基于sklearn.manifold的 T-SNE 的简单使用(介绍关系数据和图像数据)+ matplotlib的简单使用

0. 写作目的

好记性不如烂笔头。

1. 针对关系数据(表格类型)的使用

1.1 将关系数据降维二维

dataNumpy为numpy.array类型的数据。详细见参考[1].

from sklearn.manifold import TSNE
import numpy as np


## this parameters are default parameters
## data_tsne is:  array, shape (n_samples, n_components)
             #     Embedding of the training data in low-dimensional space.

data_tsne = TSNE(n_components=2, perplexity=30.0, early_exaggeration=12.0, learning_rate=200.0, n_iter=1000, n_iter_without_progress=300, min_grad_norm=1e-07, metric=’euclidean’, init=’random’, verbose=0, random_state=None, method=’barnes_hut’, angle=0.5).fit_transform( dataNumpy )

各参数的意义参考官方给出的解释:

重要的参数:

n_components : int, optional (default: 2)

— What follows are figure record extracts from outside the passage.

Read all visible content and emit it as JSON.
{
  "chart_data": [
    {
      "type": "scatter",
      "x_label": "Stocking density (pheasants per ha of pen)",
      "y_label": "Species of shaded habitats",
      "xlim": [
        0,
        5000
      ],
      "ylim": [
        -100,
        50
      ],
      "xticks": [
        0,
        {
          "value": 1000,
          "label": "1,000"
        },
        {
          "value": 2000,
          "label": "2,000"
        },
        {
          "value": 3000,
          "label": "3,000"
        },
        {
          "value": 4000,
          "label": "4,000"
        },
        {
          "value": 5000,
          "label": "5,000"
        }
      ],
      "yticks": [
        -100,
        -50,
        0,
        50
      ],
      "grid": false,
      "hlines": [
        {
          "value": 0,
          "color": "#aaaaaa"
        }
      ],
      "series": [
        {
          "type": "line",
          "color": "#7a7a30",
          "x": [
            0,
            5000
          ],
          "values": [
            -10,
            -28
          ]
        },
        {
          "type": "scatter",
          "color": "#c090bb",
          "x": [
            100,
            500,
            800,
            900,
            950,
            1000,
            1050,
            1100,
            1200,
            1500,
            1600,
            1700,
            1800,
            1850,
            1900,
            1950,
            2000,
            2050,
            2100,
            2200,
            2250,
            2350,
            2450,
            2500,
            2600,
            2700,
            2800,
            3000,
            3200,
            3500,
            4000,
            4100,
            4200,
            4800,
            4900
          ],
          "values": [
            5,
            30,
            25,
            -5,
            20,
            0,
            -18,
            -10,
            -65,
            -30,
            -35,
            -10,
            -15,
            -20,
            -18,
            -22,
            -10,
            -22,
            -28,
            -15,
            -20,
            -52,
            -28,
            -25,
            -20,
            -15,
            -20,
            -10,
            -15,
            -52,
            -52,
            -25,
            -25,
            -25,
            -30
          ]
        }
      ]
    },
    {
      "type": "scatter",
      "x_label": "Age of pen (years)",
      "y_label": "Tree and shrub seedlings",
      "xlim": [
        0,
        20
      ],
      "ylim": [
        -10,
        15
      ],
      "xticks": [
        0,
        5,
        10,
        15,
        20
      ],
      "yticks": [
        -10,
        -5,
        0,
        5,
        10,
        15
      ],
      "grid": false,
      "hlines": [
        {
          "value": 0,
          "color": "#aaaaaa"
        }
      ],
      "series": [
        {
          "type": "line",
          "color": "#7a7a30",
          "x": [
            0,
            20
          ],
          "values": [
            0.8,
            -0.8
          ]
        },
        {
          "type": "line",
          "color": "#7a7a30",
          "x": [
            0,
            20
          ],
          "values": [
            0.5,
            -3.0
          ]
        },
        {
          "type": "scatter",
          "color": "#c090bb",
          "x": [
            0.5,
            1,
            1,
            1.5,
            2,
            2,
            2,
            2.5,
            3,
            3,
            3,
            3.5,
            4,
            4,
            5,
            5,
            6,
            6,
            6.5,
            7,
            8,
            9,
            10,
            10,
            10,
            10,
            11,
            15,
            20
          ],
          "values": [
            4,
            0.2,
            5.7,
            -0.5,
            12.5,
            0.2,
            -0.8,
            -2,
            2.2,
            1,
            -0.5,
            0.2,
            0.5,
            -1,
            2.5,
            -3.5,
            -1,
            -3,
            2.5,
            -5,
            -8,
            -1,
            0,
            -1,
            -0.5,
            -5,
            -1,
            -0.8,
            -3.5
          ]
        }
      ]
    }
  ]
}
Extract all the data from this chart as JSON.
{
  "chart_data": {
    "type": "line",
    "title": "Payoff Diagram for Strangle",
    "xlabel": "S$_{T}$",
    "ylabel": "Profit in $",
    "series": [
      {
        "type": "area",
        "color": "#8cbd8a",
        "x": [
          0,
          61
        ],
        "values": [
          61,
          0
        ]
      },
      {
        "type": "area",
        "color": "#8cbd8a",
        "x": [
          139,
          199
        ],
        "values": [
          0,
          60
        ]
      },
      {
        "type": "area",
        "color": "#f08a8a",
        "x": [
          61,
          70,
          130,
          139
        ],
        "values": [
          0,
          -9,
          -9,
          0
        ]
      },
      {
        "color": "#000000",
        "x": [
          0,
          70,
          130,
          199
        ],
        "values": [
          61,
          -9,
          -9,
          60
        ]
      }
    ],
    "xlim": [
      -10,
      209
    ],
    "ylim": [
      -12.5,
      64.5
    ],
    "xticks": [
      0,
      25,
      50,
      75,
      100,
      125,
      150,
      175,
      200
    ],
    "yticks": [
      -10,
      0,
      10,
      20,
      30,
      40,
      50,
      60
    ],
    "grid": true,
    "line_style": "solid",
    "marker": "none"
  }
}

               Dimension of the embedded space.

perplexity : float, optional (default: 30)

            The perplexity is related to the number of nearest neighbors that is used in 
            other manifold learning algorithms. Larger datasets usually require a larger 
            perplexity. Consider selecting a value between 5 and 50. The choice is not 
            extremely critical since t-SNE is quite insensitive to this parameter.

n_iter : int, optional (default: 1000)

         Maximum number of iterations for the optimization. Should be at least 250.

learning_rate : float, optional (default: 200.0)

                The learning rate for t-SNE is usually in the range [10.0, 1000.0]. If 
                the learning rate is too high, the data may look like a ‘ball’ with any 
                point approximately equidistant from its nearest neighbours. If the 
                learning rate is too low, most points may look compressed in a dense 
                cloud with few outliers. If the cost function gets stuck in a bad local 
                minimum increasing the learning rate may help.

metric : string or callable, optional

         The metric to use when calculating distance between instances in a feature 
         array. If metric is a string, it must be one of the options allowed by 
         scipy.spatial.distance.pdist for its metric parameter, or a metric listed in 
         pairwise.PAIRWISE_DISTANCE_FUNCTIONS. If metric is “precomputed”, X is assumed 
         to be a distance matrix. Alternatively, if metric is a callable function, it is 
         called on each pair of instances (rows) and the resulting value recorded. The 
         callable should take two arrays from X as input and return a value indicating 
         the distance between them. The default is “euclidean” which is interpreted as 
         squared euclidean distance.

init : string or numpy array, optional (default: “random”)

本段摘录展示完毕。